Suspect in UVA student's disappearance returned to Virginia
(Reuters) - A man arrested in Texas for the abduction of a University of Virginia student was returned to Virginia on Friday to face charges, while newly released records showed he was the focus of a 2002 college rape investigation but was never charged in that case.
Jesse Matthew, 32, was flown into Charlottesville Albemarle Regional Airport under FBI escort shortly before 6 p.m. and was being held in jail there pending a court appearance on an arrest warrant for abduction with intent to defile, the FBI and Charlottesville police said.
He was being held without bond ahead of an initial court hearing scheduled for Thursday.
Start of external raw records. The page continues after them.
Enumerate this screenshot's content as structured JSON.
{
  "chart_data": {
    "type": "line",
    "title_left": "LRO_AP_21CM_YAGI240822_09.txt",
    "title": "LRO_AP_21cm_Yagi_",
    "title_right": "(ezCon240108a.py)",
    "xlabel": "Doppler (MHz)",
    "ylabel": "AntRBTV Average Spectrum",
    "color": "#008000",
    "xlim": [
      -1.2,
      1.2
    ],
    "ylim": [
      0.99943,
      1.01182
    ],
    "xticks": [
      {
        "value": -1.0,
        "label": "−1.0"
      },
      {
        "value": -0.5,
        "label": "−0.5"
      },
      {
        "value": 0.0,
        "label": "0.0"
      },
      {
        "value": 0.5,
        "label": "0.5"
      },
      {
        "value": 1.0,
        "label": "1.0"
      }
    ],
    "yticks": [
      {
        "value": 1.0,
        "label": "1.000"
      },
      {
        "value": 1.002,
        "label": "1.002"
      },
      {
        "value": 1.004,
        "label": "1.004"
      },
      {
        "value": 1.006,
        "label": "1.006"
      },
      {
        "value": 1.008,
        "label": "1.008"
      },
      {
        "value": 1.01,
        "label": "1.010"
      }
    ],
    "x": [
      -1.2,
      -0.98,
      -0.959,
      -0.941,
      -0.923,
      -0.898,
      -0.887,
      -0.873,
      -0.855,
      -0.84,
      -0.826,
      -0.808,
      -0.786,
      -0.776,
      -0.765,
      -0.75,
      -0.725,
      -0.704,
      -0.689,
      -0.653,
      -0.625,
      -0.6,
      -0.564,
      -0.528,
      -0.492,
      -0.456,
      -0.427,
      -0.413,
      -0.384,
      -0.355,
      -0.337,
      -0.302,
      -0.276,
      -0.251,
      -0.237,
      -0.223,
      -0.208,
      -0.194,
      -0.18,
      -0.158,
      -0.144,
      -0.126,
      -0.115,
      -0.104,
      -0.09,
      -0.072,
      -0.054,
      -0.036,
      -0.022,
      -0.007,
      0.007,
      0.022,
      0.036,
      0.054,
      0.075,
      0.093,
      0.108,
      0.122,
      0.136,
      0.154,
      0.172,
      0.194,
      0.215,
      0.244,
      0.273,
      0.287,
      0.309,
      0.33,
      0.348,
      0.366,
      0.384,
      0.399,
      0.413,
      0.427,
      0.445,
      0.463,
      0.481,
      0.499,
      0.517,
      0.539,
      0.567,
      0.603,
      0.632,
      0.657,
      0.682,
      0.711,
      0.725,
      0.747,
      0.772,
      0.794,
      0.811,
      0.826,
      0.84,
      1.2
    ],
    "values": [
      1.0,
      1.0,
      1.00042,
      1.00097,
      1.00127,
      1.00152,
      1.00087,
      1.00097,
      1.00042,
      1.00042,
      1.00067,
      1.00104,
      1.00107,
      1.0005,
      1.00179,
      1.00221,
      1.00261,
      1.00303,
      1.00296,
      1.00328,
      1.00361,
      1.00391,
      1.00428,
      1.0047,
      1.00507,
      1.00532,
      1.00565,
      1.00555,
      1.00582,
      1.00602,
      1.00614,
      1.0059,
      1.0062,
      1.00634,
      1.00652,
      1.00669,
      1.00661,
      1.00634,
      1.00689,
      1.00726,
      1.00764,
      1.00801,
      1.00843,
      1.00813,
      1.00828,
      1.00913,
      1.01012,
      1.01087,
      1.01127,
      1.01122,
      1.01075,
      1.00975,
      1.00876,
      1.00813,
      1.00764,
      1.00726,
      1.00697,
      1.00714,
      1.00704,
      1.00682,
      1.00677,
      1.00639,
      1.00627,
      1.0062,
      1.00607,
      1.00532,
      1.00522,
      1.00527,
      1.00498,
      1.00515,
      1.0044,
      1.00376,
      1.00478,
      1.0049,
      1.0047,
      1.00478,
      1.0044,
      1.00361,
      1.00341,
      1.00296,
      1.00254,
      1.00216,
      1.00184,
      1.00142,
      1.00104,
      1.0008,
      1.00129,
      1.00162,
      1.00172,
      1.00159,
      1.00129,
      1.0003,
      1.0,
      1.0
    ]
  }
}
The FBI said Matthew's extradition to Virginia was kept secret for security reasons, but photos released by the agency showed the shackled suspect, wearing green jail garb and a bullet-proof vest, being escorted by agents across a tarmac toward a van.
Hannah Graham, an 18-year-old sophomore at the University of Virginia, was last seen leaving a Charlottesville bar with Matthew in the early-morning hours of Sept. 13, according to police.
Matthew was found on Wednesday in a tent pitched on a beach outside of Galveston, Texas, about 1,300 miles from the University of Virginia campus.
Matthew was a primary suspect in a 2002 campus rape investigation while attending the Christian university founded by Jerry Falwell in Lynchburg, Virginia, according to Commonwealth's Attorney Mike Doucette.A woman reported she was raped on the campus of Liberty University on Oct. 17, 2002, according to Lynchburg police.The woman told authorities she had not consented to sex, but decided not to pursue the case. No charges were filed against Matthew."The issue was one of consent," Doucette said. "Basically, the woman was saying she hadn't consented, and Matthew was saying she had."
Matthew was a student at Liberty University from 2000 to 2002 and played on the football team, university officials said.School officials would not say whether Matthew was expelled, citing federal privacy laws, but confirmed that he left the Lynchburg campus within months of a complaint being filed. The university statement referenced a campus crime log reporting an alleged rape on Oct. 17, 2002. It did not did specifically name Matthew. Matthew's attorney, former prosecutor James Camblos, declined to comment on the incident.
Charlottesville General District Court documents show Matthew had previous arrests and had prior convictions for public intoxication and indecent exposure.